A hopeful Supreme Court sign on NC redistricting extremes
For the past few weeks, Republican legislative leaders who savored their power by drawing legislative and congressional districts designed to keep them in control have said a U.S. Supreme Court ruling in an Alabama redistricting case had no bearing on their actions.
On Monday, the nation’s highest court signaled that the Republicans’ confidence might well have been misplaced.
The justices ordered the North Carolina Supreme Court, which had upheld the districts, to take another look. The result of Republican redistricting has been a larger GOP majority in the state’s congressional delegation and in the General Assembly. In drawing the new district maps in 2011, Republicans packed black voters into a few districts, diluting their voting power in others.

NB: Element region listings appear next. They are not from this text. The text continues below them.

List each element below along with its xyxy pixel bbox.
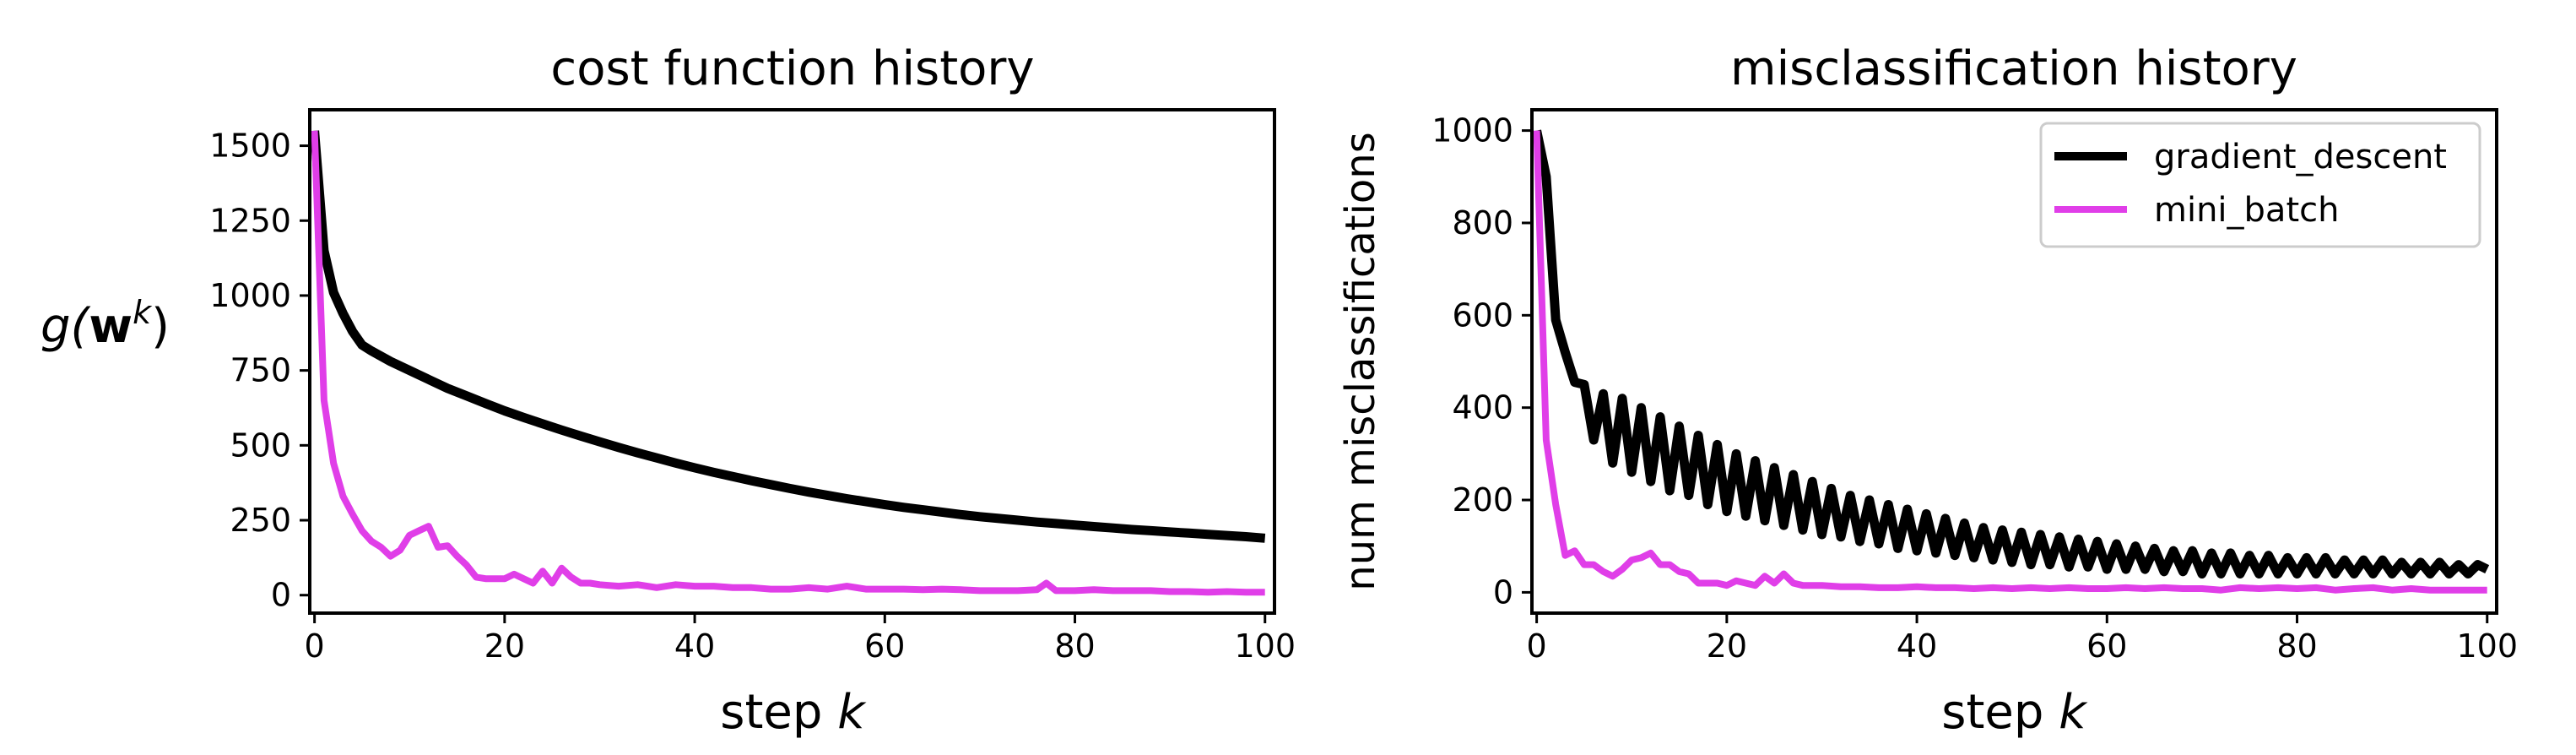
x-tick-label: 40 [674, 627, 715, 665]
series-line-1 [311, 130, 1265, 596]
legend-frame [2039, 122, 2481, 248]
chart-title: misclassification history [1730, 41, 2297, 96]
y-axis-label-bold: w [89, 299, 133, 354]
legend-label-gradient-descent: gradient_descent [2154, 138, 2447, 177]
x-tick-label: 80 [1054, 627, 1095, 665]
x-tick-label: 20 [484, 627, 525, 665]
series-line-gradient-descent [1532, 129, 2490, 578]
x-tick-label: 0 [305, 627, 325, 665]
x-tick-label: 60 [2086, 627, 2127, 665]
x-axis-label-var: k [837, 685, 867, 740]
x-axis-label-text: step [1941, 685, 2043, 740]
x-tick-label: 40 [1897, 627, 1937, 665]
x-tick-label: 80 [2276, 627, 2317, 665]
misclassification-chart: misclassification history 0 20 40 60 80 10002… [1337, 41, 2518, 740]
cost-function-chart: cost function history 0 20 40 60 80 100025050… [41, 41, 1296, 740]
y-tick-label: 1500 [209, 128, 291, 165]
y-tick-label: 1000 [1431, 112, 1513, 149]
chart-title: cost function history [550, 41, 1034, 96]
y-tick-label: 400 [1452, 389, 1513, 426]
y-tick-label: 0 [271, 577, 291, 614]
plot-frame [308, 108, 1276, 615]
series-line-mini-batch [1533, 130, 2487, 594]
y-tick-label: 0 [1493, 573, 1513, 611]
x-axis-label: step k [720, 685, 867, 740]
y-axis-label: g(wk) [41, 294, 170, 354]
y-axis-label-fn: g( [41, 299, 91, 354]
y-tick-label: 200 [1452, 481, 1513, 519]
x-tick-label: 60 [864, 627, 905, 665]
y-tick-label: 750 [230, 352, 291, 389]
x-tick-label: 20 [1707, 627, 1747, 665]
x-axis-label-var: k [2059, 685, 2088, 740]
x-tick-label: 0 [1527, 627, 1547, 665]
y-tick-label: 250 [230, 502, 291, 539]
y-tick-label: 800 [1452, 204, 1513, 242]
y-axis-label-close: ) [151, 299, 170, 354]
y-tick-label: 600 [1452, 296, 1513, 334]
y-tick-label: 1250 [209, 202, 291, 239]
y-tick-label: 500 [230, 426, 291, 464]
series-line-0 [310, 130, 1266, 543]
plot-area [310, 130, 1266, 596]
plot-frame [1530, 108, 2498, 615]
y-tick-label: 1000 [209, 277, 291, 314]
plot-area [1532, 129, 2490, 594]
y-axis-label-sup: k [133, 294, 153, 331]
legend-label-mini-batch: mini_batch [2154, 191, 2339, 230]
y-axis-label: num misclassifications [1337, 132, 1384, 590]
x-tick-label: 100 [2456, 627, 2518, 665]
legend: gradient_descent mini_batch [2039, 122, 2481, 248]
x-axis-label: step k [1941, 685, 2088, 740]
x-axis-label-text: step [720, 685, 822, 740]
x-tick-label: 100 [1234, 627, 1296, 665]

Democracy North Carolina, a watchdog group, said Monday in response to the high court’s action: “Republican mapmakers said they had to segregate voters in this manner to create majority-black districts that would satisfy the Voting Rights Act’s requirement that African-American voters have a fair chance to elect representatives of their choice. But 15 of the 25 African-American legislators in the 2010 General Assembly were elected in districts where black voters were a minority.”
Former state Rep. Margaret Dickson is the named plaintiff in the North Carolina case, and she said in response to the Supreme Court’s ruling Monday that citizens “deserve to have this resolved so that they can benefit from fair and legal maps for the 2016 elections.”
In the Alabama ruling, the Supreme Court ordered the state’s courts to re-examine a ruling there that upheld districts that black leaders in that state said relied too much on race to determine their lines. Alabama courts have to follow the high court ruling, and now so will North Carolina’s Supreme Court.
North Carolina’s GOP legislative leaders will downplay this ruling, going back to the claim that the North Carolina district lines aren’t as questionable as those in Alabama.
But those who have challenged the lines vehemently dispute that attitude.
Said Anita Earls, head of the Southern Coalition for Social Justice: “The decision in the Alabama case makes clear that the Voting Rights Act does not require, and the Constitution does not permit, the use of mechanical racial targets in redistricting, as was done in North Carolina.”
Indeed, in writing about the Alabama case, Justice Stephen Breyer of the nation’s high court indicated that drawing voting districts should be about fairness as well as about numbers.
And in North Carolina, maintaining political power, not fairness, was clearly the aim of GOP redistricting.
Republicans are going to have a hard time claiming fairness given that they also reached into local government authority to redraw the district lines for Wake County commissioners and school board members in a way clearly calculated to give the GOP an advantage.
Redrawing legislative and congressional districts is a task that ruling parties take on after a census. It’s true, as Republicans have claimed, that Democrats drew districts to their advantage when they were in power, but they did not go to the extremes the GOP did.
Think of how much time and trouble and money the state could save if it established a bipartisan commission to draw districts every 10 years. But don’t expect that to happen while Republicans continue to enjoy being in power after 100 years out of it.